Back in the (French Canadian) Saddle Again...
Yep, we're trying out French again, back in Montreal.
We've been woefully behind in our posts, but hopefully there will be several posts in the next few weeks to fill in some gaps. There will be further posts about Quebec City (back in June!), what we did in Chicago (August/September), experiencing fall colors in tiny little Quebec towns bordering Vermont (last weekend), reviews of Montreal restaurants and a retrospective on my new mission to try out all the best coffee shops within a mile's walk (ongoing).
But first, our new neighborhood needs an introduction.
We should start with how we ended up in Montreal again. We were just about ready to reserve our seats on flights to Europe for a 6-week trip through France and Portugal when we started hesitating. We would miss Katie too much... It would be a hassle to take the little Ryannair flights to Lisbon (and travel from there to the Algarve and then back to France)... We were already starting to lose the French we learned, and we really wanted to get stronger with the language before we forgot what little we knew...
The truth was that we discovered we loved Montreal, its pastry shops, its friendly people, and the ease of being able to drive there with Katie and have our own car. In the midst of our considerations, more terror attacks happened in Europe. (In fact, there have been so many that it's difficult to remember which one nudged us over to Canada.) Well, Montreal it is!
So we contacted our old Montreal VRBO proprietor Richard (with whom we got on very well). By the time we left our slightly "dodgy" up-and-coming artsy neighborhood of Little Italy/Mile-Ex, we were really enjoying that slice of Montreal edginess. But when we decided to return for two more months of French classes, it turned out that Richard's apartment was already booked for at least half of the time we needed to be there. So, we looked for a different unit, sort of interested now in getting to know a new part of the city.
In our earlier visit, we very much enjoyed walking through Mile End and Plateau Mont-Royal neighborhoods. They were both a bit more expensive, with more tourists as well as more American and French expats, more restaurants, more cafes... Just more! We got seduced by these neighborhoods, and we were very excited when a spacious apartment was available in what seemed the perfect location in Plateau Mont-Royal.
Now a month into our stay (we arrived here on September 22), we can report that our experience is mostly positive, though not without some unexpected disappointments. The inside of our apartment in the Plateau is not as nice as our other one--and we miss the convenience of being able to roll out of bed and pretty much walk straight into a Metro station... And for the first few weeks when we still had windows open at night, we were definitely cursing the trendiness of our new neighborhood as drunken revelries continued into our residential street and alleyway after bars closed at 3am. We've decided that we are now (and perhaps have always been) too old for hip quarters of cities.
Oh, but the beautiful rows of colorful homes nearby (with the prettier side of our own block right below)!
Like our old neighborhood, the Plateau area also has colorful art/graffiti on just about every corner.
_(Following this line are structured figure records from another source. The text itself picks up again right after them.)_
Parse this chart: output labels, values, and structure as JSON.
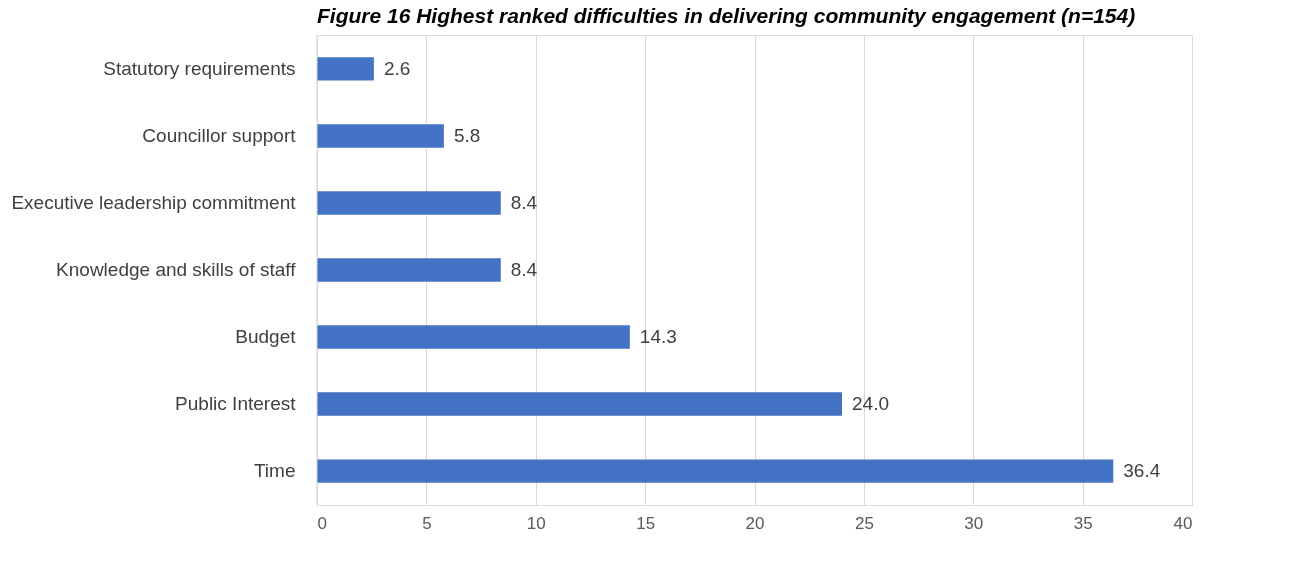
{
  "chart_data": {
    "type": "bar",
    "orientation": "horizontal",
    "title": "Figure 16 Highest ranked difficulties in delivering community engagement (n=154)",
    "categories": [
      "Statutory requirements",
      "Councillor support",
      "Executive leadership commitment",
      "Knowledge and skills of staff",
      "Budget",
      "Public Interest",
      "Time"
    ],
    "values": [
      2.6,
      5.8,
      8.4,
      8.4,
      14.3,
      24.0,
      36.4
    ],
    "value_labels": [
      "2.6",
      "5.8",
      "8.4",
      "8.4",
      "14.3",
      "24.0",
      "36.4"
    ],
    "color": "#4472c4",
    "xlim": [
      0,
      40
    ],
    "xticks": [
      0,
      5,
      10,
      15,
      20,
      25,
      30,
      35,
      40
    ],
    "grid": "x"
  }
}
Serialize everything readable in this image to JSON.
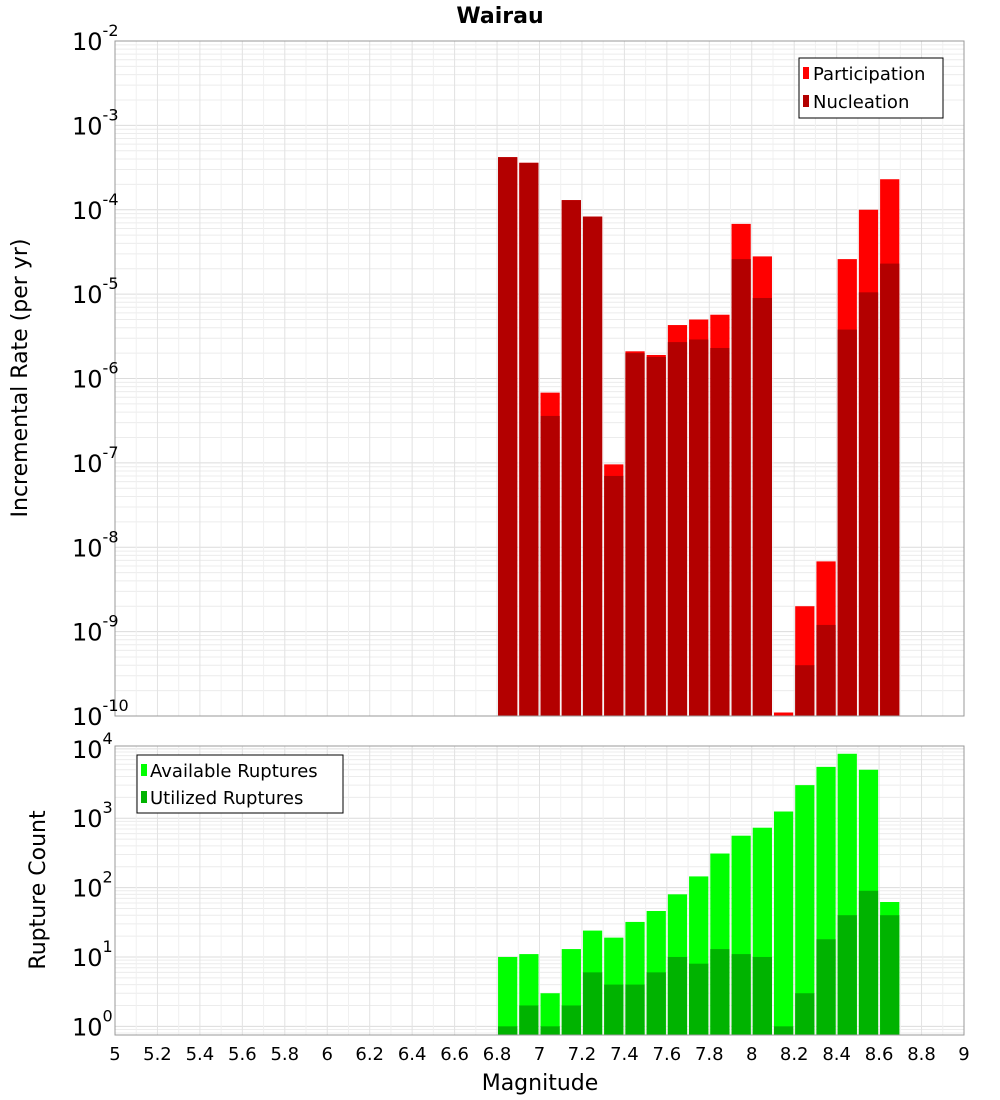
{
  "chart_data": [
    {
      "type": "bar",
      "title": "Wairau",
      "ylabel": "Incremental Rate (per yr)",
      "xlabel": "",
      "yscale": "log",
      "ylim": [
        1e-10,
        0.01
      ],
      "xlim": [
        5,
        9
      ],
      "grid": true,
      "legend_position": "top-right",
      "x": [
        6.8,
        6.9,
        7.0,
        7.1,
        7.2,
        7.3,
        7.4,
        7.5,
        7.6,
        7.7,
        7.8,
        7.9,
        8.0,
        8.1,
        8.2,
        8.3,
        8.4,
        8.5,
        8.6
      ],
      "series": [
        {
          "name": "Participation",
          "color": "#ff0000",
          "values": [
            0.00042,
            0.00036,
            6.8e-07,
            0.00013,
            8.3e-05,
            9.6e-08,
            2.1e-06,
            1.9e-06,
            4.3e-06,
            5e-06,
            5.7e-06,
            6.8e-05,
            2.8e-05,
            1.1e-10,
            2e-09,
            6.8e-09,
            2.6e-05,
            0.0001,
            0.00023
          ]
        },
        {
          "name": "Nucleation",
          "color": "#b30000",
          "values": [
            0.00042,
            0.00036,
            3.6e-07,
            0.00013,
            8.3e-05,
            7e-08,
            2e-06,
            1.8e-06,
            2.7e-06,
            2.9e-06,
            2.3e-06,
            2.6e-05,
            9e-06,
            1e-10,
            4e-10,
            1.2e-09,
            3.8e-06,
            1.05e-05,
            2.3e-05
          ]
        }
      ]
    },
    {
      "type": "bar",
      "title": "",
      "ylabel": "Rupture Count",
      "xlabel": "Magnitude",
      "yscale": "log",
      "ylim": [
        0.75,
        11000
      ],
      "xlim": [
        5,
        9
      ],
      "grid": true,
      "legend_position": "top-left",
      "x": [
        6.8,
        6.9,
        7.0,
        7.1,
        7.2,
        7.3,
        7.4,
        7.5,
        7.6,
        7.7,
        7.8,
        7.9,
        8.0,
        8.1,
        8.2,
        8.3,
        8.4,
        8.5,
        8.6
      ],
      "series": [
        {
          "name": "Available Ruptures",
          "color": "#00ff00",
          "values": [
            10,
            11,
            3,
            13,
            24,
            19,
            32,
            46,
            80,
            145,
            310,
            560,
            730,
            1250,
            3000,
            5500,
            8500,
            5000,
            62
          ]
        },
        {
          "name": "Utilized Ruptures",
          "color": "#00b300",
          "values": [
            1,
            2,
            1,
            2,
            6,
            4,
            4,
            6,
            10,
            8,
            13,
            11,
            10,
            1,
            3,
            18,
            40,
            90,
            40
          ]
        }
      ]
    }
  ],
  "x_ticks": [
    "5",
    "5.2",
    "5.4",
    "5.6",
    "5.8",
    "6",
    "6.2",
    "6.4",
    "6.6",
    "6.8",
    "7",
    "7.2",
    "7.4",
    "7.6",
    "7.8",
    "8",
    "8.2",
    "8.4",
    "8.6",
    "8.8",
    "9"
  ],
  "top_y_ticks": [
    {
      "base": "10",
      "exp": "-2"
    },
    {
      "base": "10",
      "exp": "-3"
    },
    {
      "base": "10",
      "exp": "-4"
    },
    {
      "base": "10",
      "exp": "-5"
    },
    {
      "base": "10",
      "exp": "-6"
    },
    {
      "base": "10",
      "exp": "-7"
    },
    {
      "base": "10",
      "exp": "-8"
    },
    {
      "base": "10",
      "exp": "-9"
    },
    {
      "base": "10",
      "exp": "-10"
    }
  ],
  "bottom_y_ticks": [
    {
      "base": "10",
      "exp": "4"
    },
    {
      "base": "10",
      "exp": "3"
    },
    {
      "base": "10",
      "exp": "2"
    },
    {
      "base": "10",
      "exp": "1"
    },
    {
      "base": "10",
      "exp": "0"
    }
  ]
}
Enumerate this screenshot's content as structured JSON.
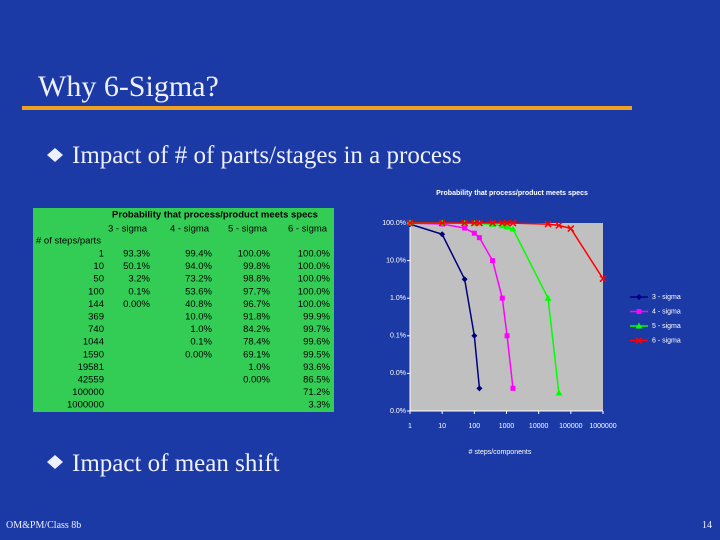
{
  "slide": {
    "title": "Why 6-Sigma?",
    "bullets": [
      "Impact of # of parts/stages in a process",
      "Impact of mean shift"
    ],
    "footer": "OM&PM/Class 8b",
    "page": "14"
  },
  "table": {
    "title": "Probability that process/product meets specs",
    "headers": [
      "# of steps/parts",
      "3 - sigma",
      "4 - sigma",
      "5 - sigma",
      "6 - sigma"
    ],
    "rows": [
      [
        1,
        "93.3%",
        "99.4%",
        "100.0%",
        "100.0%"
      ],
      [
        10,
        "50.1%",
        "94.0%",
        "99.8%",
        "100.0%"
      ],
      [
        50,
        "3.2%",
        "73.2%",
        "98.8%",
        "100.0%"
      ],
      [
        100,
        "0.1%",
        "53.6%",
        "97.7%",
        "100.0%"
      ],
      [
        144,
        "0.00%",
        "40.8%",
        "96.7%",
        "100.0%"
      ],
      [
        369,
        null,
        "10.0%",
        "91.8%",
        "99.9%"
      ],
      [
        740,
        null,
        "1.0%",
        "84.2%",
        "99.7%"
      ],
      [
        1044,
        null,
        "0.1%",
        "78.4%",
        "99.6%"
      ],
      [
        1590,
        null,
        "0.00%",
        "69.1%",
        "99.5%"
      ],
      [
        19581,
        null,
        null,
        "1.0%",
        "93.6%"
      ],
      [
        42559,
        null,
        null,
        "0.00%",
        "86.5%"
      ],
      [
        100000,
        null,
        null,
        null,
        "71.2%"
      ],
      [
        1000000,
        null,
        null,
        null,
        "3.3%"
      ]
    ]
  },
  "chart_data": {
    "type": "line",
    "title": "Probability that process/product meets specs",
    "x_label": "# steps/components",
    "x": [
      1,
      10,
      50,
      100,
      144,
      369,
      740,
      1044,
      1590,
      19581,
      42559,
      100000,
      1000000
    ],
    "series": [
      {
        "name": "3 - sigma",
        "color": "#000080",
        "marker": "diamond",
        "values": [
          93.3,
          50.1,
          3.2,
          0.1,
          0.004,
          null,
          null,
          null,
          null,
          null,
          null,
          null,
          null
        ]
      },
      {
        "name": "4 - sigma",
        "color": "#ff00ff",
        "marker": "square",
        "values": [
          99.4,
          94.0,
          73.2,
          53.6,
          40.8,
          10.0,
          1.0,
          0.1,
          0.004,
          null,
          null,
          null,
          null
        ]
      },
      {
        "name": "5 - sigma",
        "color": "#00ff00",
        "marker": "triangle",
        "values": [
          100.0,
          99.8,
          98.8,
          97.7,
          96.7,
          91.8,
          84.2,
          78.4,
          69.1,
          1.0,
          0.003,
          null,
          null
        ]
      },
      {
        "name": "6 - sigma",
        "color": "#ff0000",
        "marker": "x",
        "values": [
          100.0,
          100.0,
          100.0,
          100.0,
          100.0,
          99.9,
          99.7,
          99.6,
          99.5,
          93.6,
          86.5,
          71.2,
          3.3
        ]
      }
    ],
    "xlog": true,
    "ylog": true,
    "xlim": [
      1,
      1000000
    ],
    "xticks": [
      1,
      10,
      100,
      1000,
      10000,
      100000,
      1000000
    ],
    "ylim": [
      0.001,
      100
    ],
    "yticks": [
      {
        "value": 100,
        "label": "100.0%"
      },
      {
        "value": 10,
        "label": "10.0%"
      },
      {
        "value": 1,
        "label": "1.0%"
      },
      {
        "value": 0.1,
        "label": "0.1%"
      },
      {
        "value": 0.01,
        "label": "0.0%"
      },
      {
        "value": 0.001,
        "label": "0.0%"
      }
    ],
    "grid": false,
    "legend": "right"
  }
}
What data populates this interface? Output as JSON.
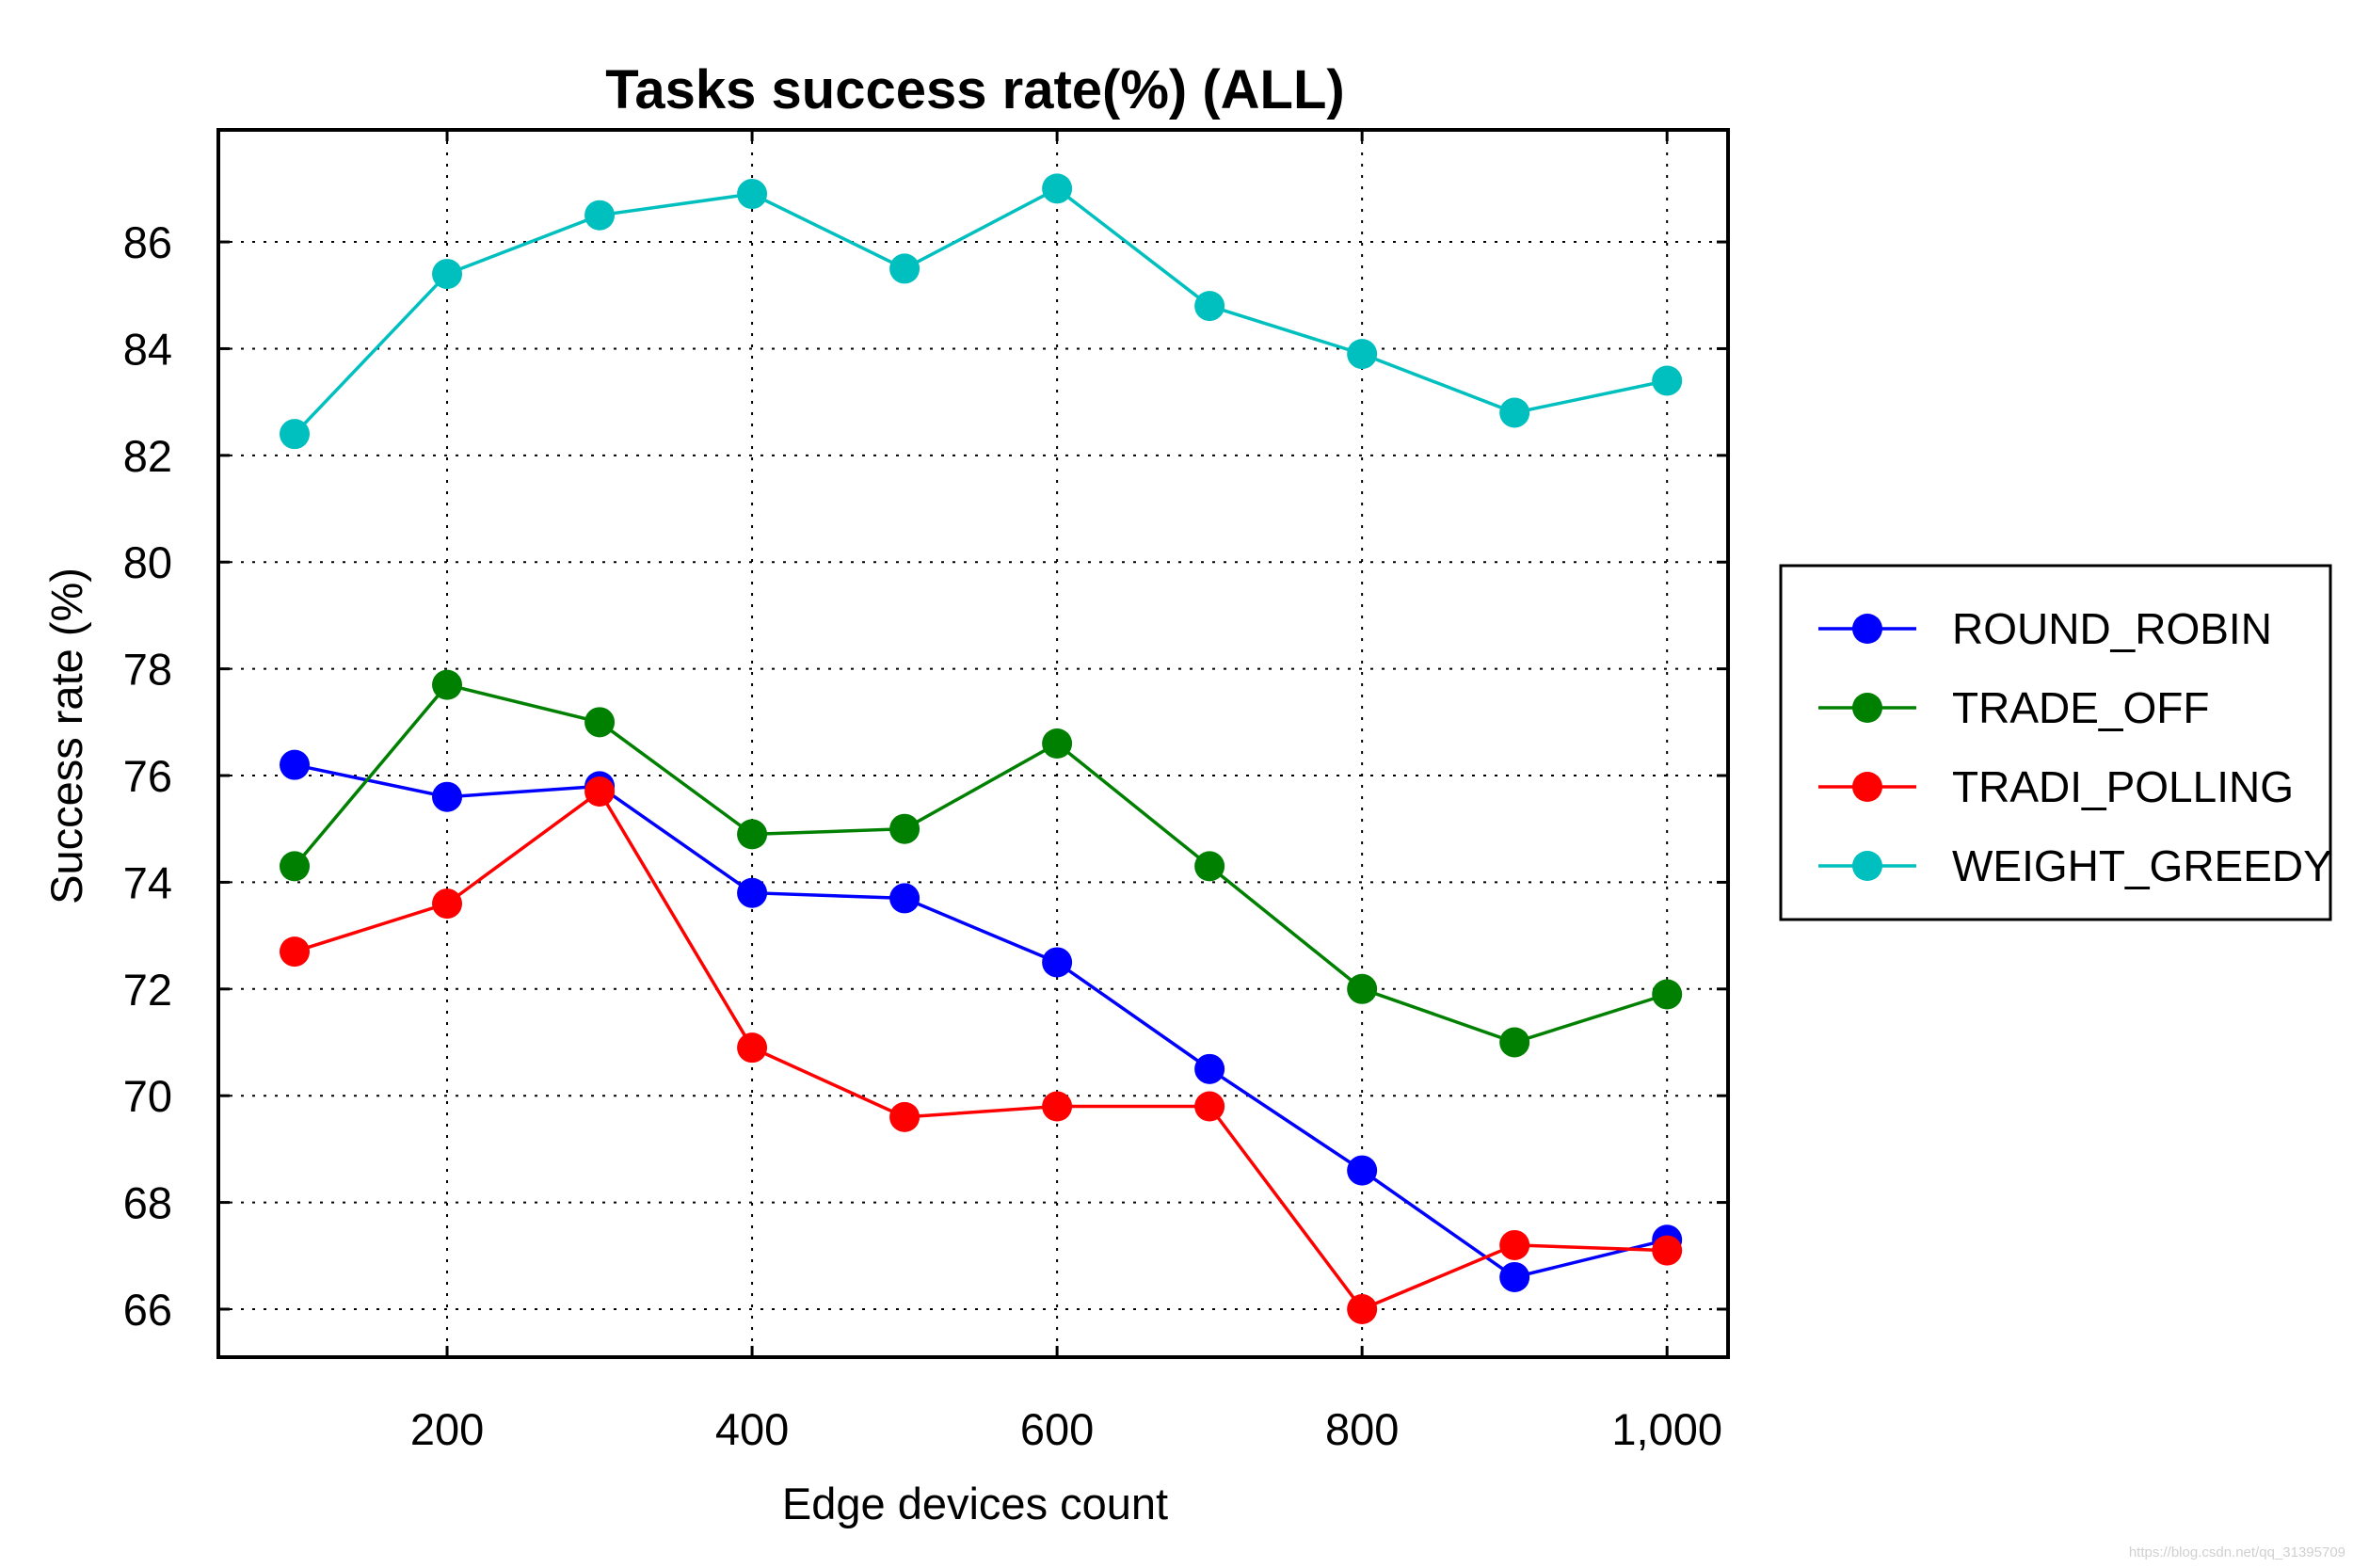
{
  "chart_data": {
    "type": "line",
    "title": "Tasks success rate(%) (ALL)",
    "xlabel": "Edge devices count",
    "ylabel": "Success rate (%)",
    "x": [
      100,
      200,
      300,
      400,
      500,
      600,
      700,
      800,
      900,
      1000
    ],
    "xlim": [
      50,
      1040
    ],
    "ylim": [
      65.1,
      88.1
    ],
    "xticks": [
      200,
      400,
      600,
      800,
      1000
    ],
    "xtick_labels": [
      "200",
      "400",
      "600",
      "800",
      "1,000"
    ],
    "yticks": [
      66,
      68,
      70,
      72,
      74,
      76,
      78,
      80,
      82,
      84,
      86
    ],
    "ytick_labels": [
      "66",
      "68",
      "70",
      "72",
      "74",
      "76",
      "78",
      "80",
      "82",
      "84",
      "86"
    ],
    "grid": true,
    "grid_style": "dotted",
    "legend_position": "right, outside plot",
    "series": [
      {
        "name": "ROUND_ROBIN",
        "color": "#0000ff",
        "marker": "circle",
        "values": [
          76.2,
          75.6,
          75.8,
          73.8,
          73.7,
          72.5,
          70.5,
          68.6,
          66.6,
          67.3
        ]
      },
      {
        "name": "TRADE_OFF",
        "color": "#008000",
        "marker": "circle",
        "values": [
          74.3,
          77.7,
          77.0,
          74.9,
          75.0,
          76.6,
          74.3,
          72.0,
          71.0,
          71.9
        ]
      },
      {
        "name": "TRADI_POLLING",
        "color": "#ff0000",
        "marker": "circle",
        "values": [
          72.7,
          73.6,
          75.7,
          70.9,
          69.6,
          69.8,
          69.8,
          66.0,
          67.2,
          67.1
        ]
      },
      {
        "name": "WEIGHT_GREEDY",
        "color": "#00bfbf",
        "marker": "circle",
        "values": [
          82.4,
          85.4,
          86.5,
          86.9,
          85.5,
          87.0,
          84.8,
          83.9,
          82.8,
          83.4
        ]
      }
    ]
  },
  "watermark": "https://blog.csdn.net/qq_31395709"
}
Katie goes to Square Saint Louis (two blocks from our place, and which borders on the gracious beautiful homes pictured at the top of this post) for morning and evening walks,
Which is right next to a pedestrian-only area of restaurants and cafes.
We have the pleasure of sauntering over to Parc de La Fontaine (just minutes away) for afternoon jaunts.
On the way back from Parc de La Fontaine, we stop in (almost every day) at our little corner grocery,
and also our neighborhood produce store,
which is across the street from yet another random gorgeous church dotting the city.
And it's a good thing we're doing all this walking because it's a bit too tempting to be within 5 minutes walk (and on the way home from the Metro) of one of the top 10 bakeries in Montreal...
As well as being able to walk a few minutes in ANY direction for scrumptious goodies, along with the city's best croissants,
and these Portguese natas (essentially little custard tarts) are $6 (Canadian dollars) for the 6 of them (yes, that's 79 U.S. cents per each beautiful tart!).
And now that windows are closed at night, we don't even hear the drunks anymore!